Haber saatlerinde son derece eşitsiz bir davranışla karşılaşmamız, yalan ve yanlış haberlere yönelik tekzip hakkını kullanmamıza izin verilmemesi bir yana, tartışma programlarındaki durum çok daha vahimdir. Partimize dönük gerçekle en ufak bir bağı olmayan iddiaların hükümet ve Erdoğan yakınları ve yandaşları tarafından ifade edildiği, partimize ağır hakaretlerin yapıldığı ve suçlamaların yöneltildiği tartışma programlarına partimizden herhangi bir temsilci davet edilmemektedir. Bu yetmezmiş gibi, tartışma programları sırasında cevap hakkımızı kullanmak için yaptığımız yazılı ve sözlü başvurular da reddedilmektedir. Bir buçuk yıla yakın bir süredir bu uygulamalar devam etmektedir.

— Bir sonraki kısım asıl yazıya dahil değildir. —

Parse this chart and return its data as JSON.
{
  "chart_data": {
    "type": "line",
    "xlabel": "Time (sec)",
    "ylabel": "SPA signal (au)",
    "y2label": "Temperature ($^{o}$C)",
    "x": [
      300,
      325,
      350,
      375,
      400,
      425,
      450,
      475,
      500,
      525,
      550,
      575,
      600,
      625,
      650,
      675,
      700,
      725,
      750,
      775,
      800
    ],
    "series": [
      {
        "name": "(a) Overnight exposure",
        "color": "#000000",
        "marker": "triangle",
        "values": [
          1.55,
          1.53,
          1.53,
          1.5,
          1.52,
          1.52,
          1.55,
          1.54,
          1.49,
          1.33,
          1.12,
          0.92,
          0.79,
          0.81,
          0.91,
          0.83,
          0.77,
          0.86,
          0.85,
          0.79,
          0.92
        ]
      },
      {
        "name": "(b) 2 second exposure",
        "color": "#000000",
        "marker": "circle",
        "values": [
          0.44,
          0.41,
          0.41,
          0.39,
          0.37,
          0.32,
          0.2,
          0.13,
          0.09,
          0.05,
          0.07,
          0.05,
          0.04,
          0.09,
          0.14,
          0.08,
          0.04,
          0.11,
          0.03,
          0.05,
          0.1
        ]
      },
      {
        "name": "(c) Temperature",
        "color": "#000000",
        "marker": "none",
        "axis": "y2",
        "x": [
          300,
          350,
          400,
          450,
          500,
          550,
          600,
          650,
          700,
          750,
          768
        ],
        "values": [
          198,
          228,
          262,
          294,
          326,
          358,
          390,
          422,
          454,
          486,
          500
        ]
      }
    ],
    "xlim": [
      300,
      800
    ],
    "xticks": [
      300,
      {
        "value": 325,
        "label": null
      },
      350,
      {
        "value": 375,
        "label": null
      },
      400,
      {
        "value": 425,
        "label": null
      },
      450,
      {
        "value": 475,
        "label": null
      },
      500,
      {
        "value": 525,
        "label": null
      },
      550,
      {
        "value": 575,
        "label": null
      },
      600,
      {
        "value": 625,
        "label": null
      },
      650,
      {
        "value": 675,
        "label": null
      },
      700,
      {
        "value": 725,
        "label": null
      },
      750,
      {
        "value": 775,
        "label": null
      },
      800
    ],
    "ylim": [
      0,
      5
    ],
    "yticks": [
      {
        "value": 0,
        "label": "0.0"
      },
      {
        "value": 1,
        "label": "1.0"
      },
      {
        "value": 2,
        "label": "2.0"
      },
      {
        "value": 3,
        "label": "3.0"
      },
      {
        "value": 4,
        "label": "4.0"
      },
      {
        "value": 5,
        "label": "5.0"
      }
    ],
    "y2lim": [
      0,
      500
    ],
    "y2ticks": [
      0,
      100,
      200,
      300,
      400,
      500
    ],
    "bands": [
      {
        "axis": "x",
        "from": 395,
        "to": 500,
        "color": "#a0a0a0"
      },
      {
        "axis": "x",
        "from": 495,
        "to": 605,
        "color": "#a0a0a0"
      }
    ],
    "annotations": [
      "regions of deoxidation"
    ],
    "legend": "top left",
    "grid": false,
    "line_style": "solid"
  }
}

"AKP'li vekil bağlanarak cevap hakkı kullandı"
Son olarak 7 Kasım 2016 tarihinde yine partimizin tartışıldığı bir programa, Parti Sözcümüz ve Kars Milletvekilimiz Sayın Ayhan Bilgen telefon bağlantısıyla katılarak cevap hakkını kullanmak istemiş, CNN Türk yöneticileri başvuruyu "telefon bağlantısı almıyoruz" şeklinde yanıtlamışlardır. Ancak aynı programın ilerleyen dakikalarında, bir AKP milletvekili telefon ile canlı yayına bağlanarak cevap hakkını kullanmıştır. Bu tür sayısız örnek vardır.
"Basın ilkelerine aykırı bu uygulamalar CNN markası altında yapılmaktadır"

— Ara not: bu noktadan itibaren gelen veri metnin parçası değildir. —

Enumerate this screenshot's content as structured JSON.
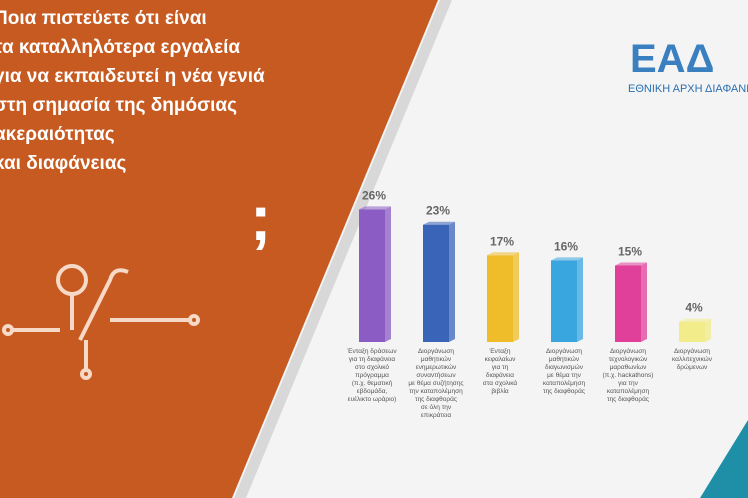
{
  "header": {
    "logo": "ΕΑΔ",
    "organization": "ΕΘΝΙΚΗ ΑΡΧΗ ΔΙΑΦΑΝΕΙΑΣ"
  },
  "question": {
    "lines": [
      "Ποια πιστεύετε ότι είναι",
      "τα καταλληλότερα εργαλεία",
      "για να εκπαιδευτεί η νέα γενιά",
      "στη σημασία της δημόσιας",
      "ακεραιότητας",
      "και διαφάνειας"
    ],
    "mark": ";"
  },
  "chart_data": {
    "type": "bar",
    "categories": [
      "Ένταξη δράσεων\nγια τη διαφάνεια\nστο σχολικό\nπρόγραμμα\n(π.χ. θεματική\nεβδομάδα,\nευέλικτο ωράριο)",
      "Διοργάνωση\nμαθητικών\nενημερωτικών\nσυναντήσεων\nμε θέμα συζήτησης\nτην καταπολέμηση\nτης διαφθοράς\nσε όλη την\nεπικράτεια",
      "Ένταξη\nκεφαλαίων\nγια τη\nδιαφάνεια\nστα σχολικά\nβιβλία",
      "Διοργάνωση\nμαθητικών\nδιαγωνισμών\nμε θέμα την\nκαταπολέμηση\nτης διαφθοράς",
      "Διοργάνωση\nτεχνολογικών\nμαραθωνίων\n(π.χ. hackathons)\nγια την\nκαταπολέμηση\nτης διαφθοράς",
      "Διοργάνωση\nκαλλιτεχνικών\nδρώμενων"
    ],
    "values": [
      26,
      23,
      17,
      16,
      15,
      4
    ],
    "value_labels": [
      "26%",
      "23%",
      "17%",
      "16%",
      "15%",
      "4%"
    ],
    "colors": [
      "#8a5cc4",
      "#3a64b8",
      "#f0bd2a",
      "#3aa6e0",
      "#e0409a",
      "#f2ec8a"
    ]
  }
}
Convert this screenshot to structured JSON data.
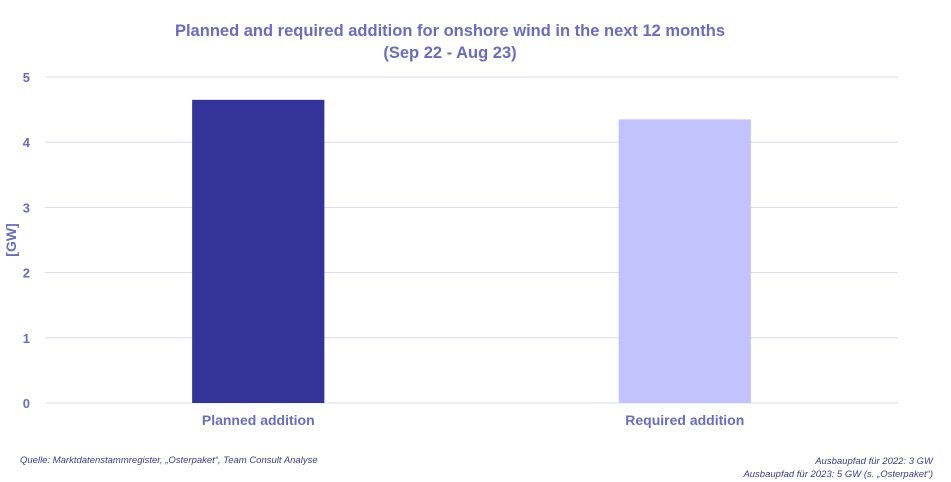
{
  "chart_data": {
    "type": "bar",
    "title": "Planned and required addition for onshore wind in the next 12 months",
    "subtitle": "(Sep 22 - Aug 23)",
    "ylabel": "[GW]",
    "xlabel": "",
    "ylim": [
      0,
      5
    ],
    "yticks": [
      0,
      1,
      2,
      3,
      4,
      5
    ],
    "grid": true,
    "categories": [
      "Planned addition",
      "Required addition"
    ],
    "values": [
      4.65,
      4.35
    ],
    "colors": [
      "#333399",
      "#c2c2ff"
    ]
  },
  "footer": {
    "source": "Quelle: Marktdatenstammregister, „Osterpaket“, Team Consult Analyse",
    "note_2022": "Ausbaupfad für 2022: 3 GW",
    "note_2023": "Ausbaupfad für 2023: 5 GW (s. „Osterpaket“)"
  },
  "colors": {
    "title": "#6b6bbf",
    "axis_text": "#6b6bbf",
    "grid": "#dcdcf0",
    "footer_text": "#3b3b8f"
  }
}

"CNN Türk TV Kanalı’nda yaşanan evrensel basın ilkelerine aykırı tüm bu uygulamalar, sizin de kurumsal kimliğiniz altında, yani CNN markasıyla yapılmaktadır. Habercilik alanında dünya çapında haklı bir isme sahip kurumunuzun yetkililerine sormak istiyoruz: Evrensel basın etik ilkelerinin açıkça çiğnendiğinden haberdar mısınız? Haberdar iseniz, bu uygulamaları onaylıyor musunuz? Bu tür bir anlayışı siz yayın yaptığınız uluslararası veya ulusal diğer yayınlarınızda uyguluyor musunuz?
"Sizlerden ricamız, sizin adınızla yayıncılık yapan CNN Türk'ün evrensel basın etiği, özgürlüğü ve ilkeleri ile bağdaşmayan bu çizgisi hakkında düşündüklerinizi bizlere ve kamuoyuna açıklamanızdır.
"Saygılarımızı sunar, iyi çalışmalar dileriz."